Everything else is unimportant.
-
Comparing the top 5 most important features according to SHAP vs. my RandomForest Regressor:
- The top 5 most important features were the same according to Shap vs the RandomForest.
- However, the order was slightly different (Item_Visibility is 4th according to shap instead of 3rd).
-
The top 3 most important features and their effects were the following:
Item_MRP: The higher the MRP, the higher the predicted sales. Outlet_Type_Grocery Store: Being a grocery store dramatically decreased the predicted sales. Outlet_Type_Supermarket Type3: Being a supermarket type 3 dramatically increased the predicted sales.
-
The top 5 most important features according the Shap Summary Plot are :
- Item_MRP
- Outlet_Type_Grocery_Store
- Outlet_Type_Supermarket Type3
- Item_Visibility
- Item_Weight
-
Use the top features from SHAP/feature importance
- Using top features to select 2 examples outlets :
- Outlet_Type_Grocery Store : a store having low sales
- Outlet_Type_Supermarket Type3 : a store having high sales
- Create filters for each of the outlet types.

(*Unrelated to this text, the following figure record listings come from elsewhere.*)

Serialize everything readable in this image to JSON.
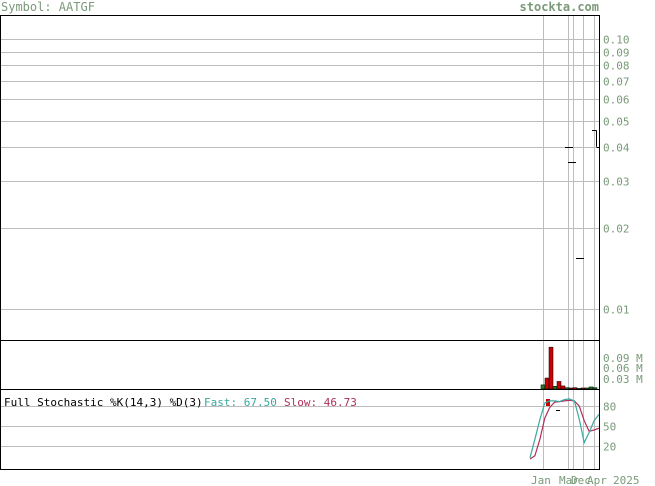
{
  "header": {
    "symbol_text": "Symbol: AATGF",
    "site_text": "stockta.com"
  },
  "colors": {
    "label_text": "#7a9a7a",
    "grid": "#bdbdbd",
    "up_volume": "#1f7a1f",
    "down_volume": "#cc0000",
    "fast_line": "#3aa8a0",
    "slow_line": "#b0305a"
  },
  "stochastic_panel": {
    "title": "Full Stochastic %K(14,3) %D(3)",
    "fast_label": "Fast: 67.50",
    "slow_label": "Slow: 46.73"
  },
  "x_axis": {
    "labels": [
      "Jan",
      "Mar",
      "Dec",
      "Apr",
      "2025"
    ]
  },
  "chart_data": {
    "type": "ohlc",
    "scale": "log",
    "price_axis": {
      "range": [
        0.0077,
        0.122
      ],
      "ticks": [
        "0.10",
        "0.09",
        "0.08",
        "0.07",
        "0.06",
        "0.05",
        "0.04",
        "0.03",
        "0.02",
        "0.01"
      ]
    },
    "price_bars": [
      {
        "high": 0.04,
        "low": 0.04,
        "open": 0.04,
        "close": 0.04
      },
      {
        "high": 0.035,
        "low": 0.035,
        "open": 0.035,
        "close": 0.035
      },
      {
        "high": 0.0155,
        "low": 0.0155,
        "open": 0.0155,
        "close": 0.0155
      },
      {
        "high": 0.046,
        "low": 0.04,
        "open": 0.046,
        "close": 0.04
      }
    ],
    "volume_axis": {
      "range": [
        0,
        0.14
      ],
      "ticks": [
        "0.09 M",
        "0.06 M",
        "0.03 M"
      ]
    },
    "volume_bars": [
      {
        "value": 0.012,
        "direction": "up"
      },
      {
        "value": 0.032,
        "direction": "down"
      },
      {
        "value": 0.122,
        "direction": "down"
      },
      {
        "value": 0.008,
        "direction": "up"
      },
      {
        "value": 0.022,
        "direction": "down"
      },
      {
        "value": 0.009,
        "direction": "down"
      },
      {
        "value": 0.004,
        "direction": "up"
      },
      {
        "value": 0.003,
        "direction": "down"
      },
      {
        "value": 0.004,
        "direction": "down"
      },
      {
        "value": 0.002,
        "direction": "up"
      },
      {
        "value": 0.003,
        "direction": "down"
      },
      {
        "value": 0.003,
        "direction": "up"
      },
      {
        "value": 0.006,
        "direction": "up"
      },
      {
        "value": 0.004,
        "direction": "up"
      }
    ],
    "stochastic": {
      "ticks": [
        "80",
        "50",
        "20"
      ],
      "fast": [
        2,
        30,
        60,
        85,
        88,
        88,
        87,
        90,
        91,
        88,
        60,
        25,
        40,
        58,
        67.5
      ],
      "slow": [
        0,
        5,
        30,
        62,
        78,
        86,
        87,
        88,
        89,
        88,
        80,
        58,
        42,
        44,
        46.73
      ]
    }
  }
}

- Select Item_Visibility within each OutletType.
- Using top features to select 2 examples outlets :
- Individual Shap Force Plots
As we can see in the force plot above for example 1:
There are some features increasing the prediction such as :
- Item_Visibility
- Item_Type_Soft Drinks
- Item_Weight
- Item_MRP
Yet, there are many more features pushing the prediction in the opposite direction such as Outlet_Type_Grocery Store.

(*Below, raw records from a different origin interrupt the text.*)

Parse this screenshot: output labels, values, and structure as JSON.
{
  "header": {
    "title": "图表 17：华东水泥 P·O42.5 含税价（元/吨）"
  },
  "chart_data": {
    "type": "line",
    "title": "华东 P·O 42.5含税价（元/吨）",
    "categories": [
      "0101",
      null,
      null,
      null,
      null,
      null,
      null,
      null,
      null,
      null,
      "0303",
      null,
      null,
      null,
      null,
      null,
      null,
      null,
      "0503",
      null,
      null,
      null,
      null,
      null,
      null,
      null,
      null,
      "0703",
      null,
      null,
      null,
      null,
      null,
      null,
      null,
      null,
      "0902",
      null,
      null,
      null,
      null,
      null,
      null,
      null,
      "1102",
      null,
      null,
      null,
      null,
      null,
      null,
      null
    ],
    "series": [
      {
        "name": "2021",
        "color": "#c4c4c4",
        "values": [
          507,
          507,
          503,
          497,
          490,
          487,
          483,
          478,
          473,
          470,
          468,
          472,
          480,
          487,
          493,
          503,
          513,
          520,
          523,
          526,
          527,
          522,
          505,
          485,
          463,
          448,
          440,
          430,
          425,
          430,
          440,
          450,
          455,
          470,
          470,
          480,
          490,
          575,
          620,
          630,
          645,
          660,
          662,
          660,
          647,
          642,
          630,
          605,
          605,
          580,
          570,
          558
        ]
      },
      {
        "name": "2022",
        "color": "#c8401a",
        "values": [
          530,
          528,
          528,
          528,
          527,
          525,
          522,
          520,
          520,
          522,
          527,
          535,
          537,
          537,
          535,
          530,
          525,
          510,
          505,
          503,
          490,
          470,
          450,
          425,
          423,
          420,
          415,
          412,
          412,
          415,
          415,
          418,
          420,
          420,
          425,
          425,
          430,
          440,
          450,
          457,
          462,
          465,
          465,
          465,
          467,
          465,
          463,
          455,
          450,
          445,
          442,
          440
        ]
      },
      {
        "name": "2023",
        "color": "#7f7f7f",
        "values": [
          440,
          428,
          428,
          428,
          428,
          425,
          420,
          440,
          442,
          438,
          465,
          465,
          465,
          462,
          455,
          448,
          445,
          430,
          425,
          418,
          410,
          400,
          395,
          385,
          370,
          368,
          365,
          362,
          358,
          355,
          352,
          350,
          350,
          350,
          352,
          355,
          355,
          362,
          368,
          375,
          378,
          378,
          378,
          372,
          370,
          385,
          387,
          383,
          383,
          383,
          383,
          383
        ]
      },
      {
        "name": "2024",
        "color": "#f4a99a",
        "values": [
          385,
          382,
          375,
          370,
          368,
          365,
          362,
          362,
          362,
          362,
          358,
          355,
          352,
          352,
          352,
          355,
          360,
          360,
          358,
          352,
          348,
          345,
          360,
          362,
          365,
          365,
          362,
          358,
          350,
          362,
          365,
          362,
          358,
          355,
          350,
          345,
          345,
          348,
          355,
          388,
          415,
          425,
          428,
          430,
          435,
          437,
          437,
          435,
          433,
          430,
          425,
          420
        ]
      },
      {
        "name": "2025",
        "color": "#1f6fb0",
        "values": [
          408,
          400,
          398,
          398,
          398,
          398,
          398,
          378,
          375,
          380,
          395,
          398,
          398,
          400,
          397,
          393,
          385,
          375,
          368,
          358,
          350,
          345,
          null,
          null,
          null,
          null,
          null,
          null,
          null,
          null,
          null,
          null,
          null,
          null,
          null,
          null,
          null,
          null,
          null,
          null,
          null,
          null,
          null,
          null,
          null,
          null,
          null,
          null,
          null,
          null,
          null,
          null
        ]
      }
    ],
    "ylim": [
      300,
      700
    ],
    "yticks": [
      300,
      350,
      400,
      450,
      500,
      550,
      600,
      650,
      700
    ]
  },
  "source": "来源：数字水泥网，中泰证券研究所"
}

As we can see in the force plot above for example 2: While there were a bit factors decreasing the predictions. There were many more features raising the prediction such as:
- Item_Type_Frozen Foods
- Item_Visibility
- Item_MRP
- Outlet_Type_Grocery Store
- Outlet_Type_Supermarket Type3
- A Lime tabular explanation
As we can see in the LIME explanation above for example 1, there were 2 factors contributing to the raising predicted sales, such as:
- Item_MRP
- Item_Type_Hard Drinks
- Outlet_Type_Supermarket Type2
The other features reduced the predicted sales.
As we can see in the LIME explanation above for example 2, there were 3 factors contributing to the decreasing predicted sales, such as:
- Outlet_Type_Grocery Store
- Outlet_Type_Supermarket Type3
- Item_MRP
- Item_Type_Starchy Foods
The other features reduced the predicted sales.